Second reason is concussions. No responsible parent should allow their kids to play competitive football or contact hockey. Hockey could grow into a non-contact sport. Football can't. I don't care to watch soccer live or on TV, but my son is enrolled in minor soccer and will not be playing hockey or football.
Thats the dumbest comment ever. It up to each parent to decide what level of contact is acceptable for their kids.
If you have an elite kid that might play professionally, i don't see any issue with putting you kid in contact hockey or football. Contact hockey is designed for kids that want/will to play PRO hockey. Same with football. Fall is contact season and spring is flag season. Its up to you as a parent.
If you son likes contact and plays at an acceptable level so he has the technique is good, I don't see any issue as well.
If your son likes hockey and but is only going to play beer league, he doesn't need to learn contact.
If you have a nose-picker, i'd stick to soccer and chess.
You can play non-contract hockey all the way up to 18yrs old if you want. Beer league as long as you want as an adult
You can play 5v5 spring flag football all the way up to 18yrs as well. 7v7 touch for as many years as you want as an adult.
you can be skinny or fat, athelete or nose-picker, slow or fast to play any of these sports --- its all house league.
Why deny your kid the love of sports that you like as well.
Actually, I don't think it is the dumbest comment ever. Ideas take root in a society and we then alter behaviour and laws accordingly. One of those ideas is that concussions are a serious risk to health, particularly in the case of children and young adults whose brains are still developing (ie, into their mid 20s). I don't have kids, but if I did I wouldn't let them play contact sports --based purely on the scientific evidence. That I played contact sports without (apparent) ill-effect is immaterial. We know more now than we did then, and the tide of public opinion is beginning to turn against contact sports. Just like it did for things like spanking, kids buying cigarettes (who else remembers being sent down to the corner store to buy a pack for some adult?), bullying, unsupervised activity, bike helmets, artificial sweeteners, lead paint, corporal punishment in schools, kid's boxing, toy guns, let alone firearms: (anyone else here old enough to have been given a .22 for Christmas?) etc. In thirty years I imagine admitting you lament being unable to watch your kids play contact sports will be akin to admitting you let your kids smoke on special occasions today. And just as in the vast majority of these issues I've listed, the issue of what's permitted will be decided by the state, not individual parents.
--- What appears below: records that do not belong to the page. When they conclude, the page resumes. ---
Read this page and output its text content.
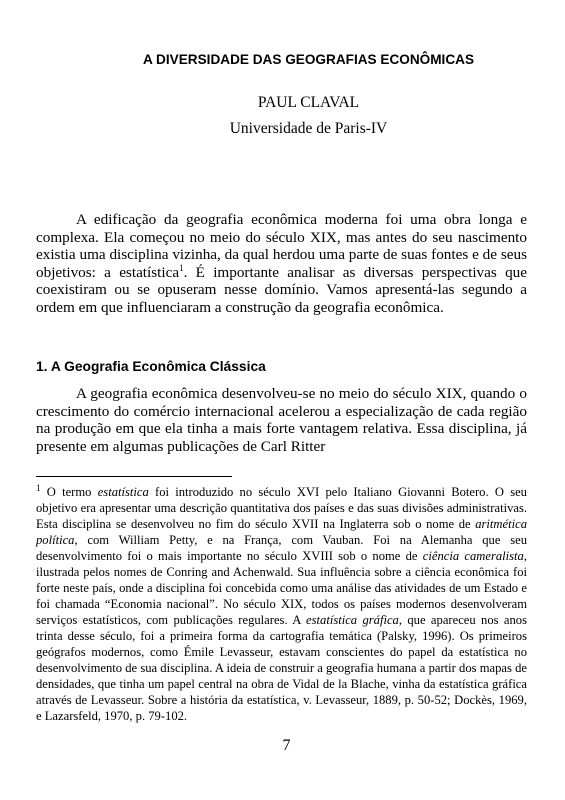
A DIVERSIDADE DAS GEOGRAFIAS ECONÔMICAS
PAUL CLAVAL
Universidade de Paris-IV

A edificação da geografia econômica moderna foi uma obra longa e complexa. Ela começou no meio do século XIX, mas antes do seu nascimento existia uma disciplina vizinha, da qual herdou uma parte de suas fontes e de seus objetivos: a estatística$^1$. É importante analisar as diversas perspectivas que coexistiram ou se opuseram nesse domínio. Vamos apresentá-las segundo a ordem em que influenciaram a construção da geografia econômica.

1. A Geografia Econômica Clássica

A geografia econômica desenvolveu-se no meio do século XIX, quando o crescimento do comércio internacional acelerou a especialização de cada região na produção em que ela tinha a mais forte vantagem relativa. Essa disciplina, já presente em algumas publicações de Carl Ritter

$^1$ O termo estatística foi introduzido no século XVI pelo Italiano Giovanni Botero. O seu objetivo era apresentar uma descrição quantitativa dos países e das suas divisões administrativas. Esta disciplina se desenvolveu no fim do século XVII na Inglaterra sob o nome de aritmética política, com William Petty, e na França, com Vauban. Foi na Alemanha que seu desenvolvimento foi o mais importante no século XVIII sob o nome de ciência cameralista, ilustrada pelos nomes de Conring and Achenwald. Sua influência sobre a ciência econômica foi forte neste país, onde a disciplina foi concebida como uma análise das atividades de um Estado e foi chamada “Economia nacional”. No século XIX, todos os países modernos desenvolveram serviços estatísticos, com publicações regulares. A estatística gráfica, que apareceu nos anos trinta desse século, foi a primeira forma da cartografia temática (Palsky, 1996). Os primeiros geógrafos modernos, como Émile Levasseur, estavam conscientes do papel da estatística no desenvolvimento de sua disciplina. A ideia de construir a geografia humana a partir dos mapas de densidades, que tinha um papel central na obra de Vidal de la Blache, vinha da estatística gráfica através de Levasseur. Sobre a história da estatística, v. Levasseur, 1889, p. 50-52; Dockès, 1969, e Lazarsfeld, 1970, p. 79-102.

7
What's more, I can see football in particular being dropped from high schools because it's expensive both in terms of equipment and insurance, and we now know it's doing damage to the brains of the boys who play it. One major lawsuit and school boards, who are already squeezed financially, will cancel programs. All it took to drive boxing and gymnastics programs out of schools in the late 60's and 70's was a few accidents. Imagine what a scientific study (conducted by "nose-pickers" who went on to do doctorates in fields like neurology) examining the effects of high-school football on boys' brains would do to public opinion. (As a side note, I may be incorrect, but I believe that none of the public high schools in Vancouver-proper have football programs, and this district is notoriously pinched for funds; I'd expect to see similar patterns shift eastward in the lower mainland as demographics & attitudes toward how we should allocate school dollars change).
As to playing non-contact versions of these sports, the question is, "why bother?" Soccer is just as competitive as football with none (or far fewer) of the negative attributes. Baseball/softball is the same. Basketball. Volleyball. Cycling. Hiking. Golf. Racquet sports. Swimming. Who needs football & hockey? They're both hugely expensive sports (in terms of individual equipment and facilities) and dangerous. Who needs them?
Much as I love watching the CFL (and wouldn't FNF have been awesome last night?) I think we're fans of a dying sport. C'est la vie.